Hal itu disampaikan Evita kepada saat memimpin Rapat Dengar Pendapat (RDP) Komisi VII DPR RI dengan Dirjen Industri Kimia, Farmasi, dan Tekstil (IKFT) Kementerian Perindustrian (Kemenperin) Taufiek Bawazier bersama sejumlah asosiasi terkait, membahas kebijakan peningkatan daya saing industri nasional, Rabu (12/11/2025).

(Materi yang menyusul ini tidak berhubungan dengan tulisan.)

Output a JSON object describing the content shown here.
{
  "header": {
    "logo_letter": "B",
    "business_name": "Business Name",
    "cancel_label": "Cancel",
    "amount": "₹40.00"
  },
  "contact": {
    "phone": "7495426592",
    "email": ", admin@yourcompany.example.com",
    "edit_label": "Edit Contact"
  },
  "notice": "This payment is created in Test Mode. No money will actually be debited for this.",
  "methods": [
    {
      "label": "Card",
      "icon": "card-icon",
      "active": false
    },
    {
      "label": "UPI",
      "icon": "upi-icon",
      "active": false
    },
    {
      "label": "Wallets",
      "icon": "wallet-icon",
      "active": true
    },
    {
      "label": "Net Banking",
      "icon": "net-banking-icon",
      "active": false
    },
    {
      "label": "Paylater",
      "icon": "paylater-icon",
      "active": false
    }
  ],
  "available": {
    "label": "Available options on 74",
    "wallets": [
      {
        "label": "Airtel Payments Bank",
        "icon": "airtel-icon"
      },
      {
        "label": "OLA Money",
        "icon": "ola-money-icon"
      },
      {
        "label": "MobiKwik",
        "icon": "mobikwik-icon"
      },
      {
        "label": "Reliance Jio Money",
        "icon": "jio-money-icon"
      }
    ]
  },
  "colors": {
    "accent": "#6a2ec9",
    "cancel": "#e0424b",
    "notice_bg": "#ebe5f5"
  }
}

Dalam rapat tersebut, Ketua Umum Asosiasi Pengusaha Ban Indonesia (APBI) Aziz Pane mengungkapkan kesulitan ban-ban produksi Indonesia ke negara-negara yang telah menjalin kesepakatan perdagangan dengan Indonesia. Salah satunya dengan Thailand, di mana Indonesia dan Thailand sebagai sesama negara ASEAN tergabung dalam sejumlah perjanjian kerja sama multilateral dan regional.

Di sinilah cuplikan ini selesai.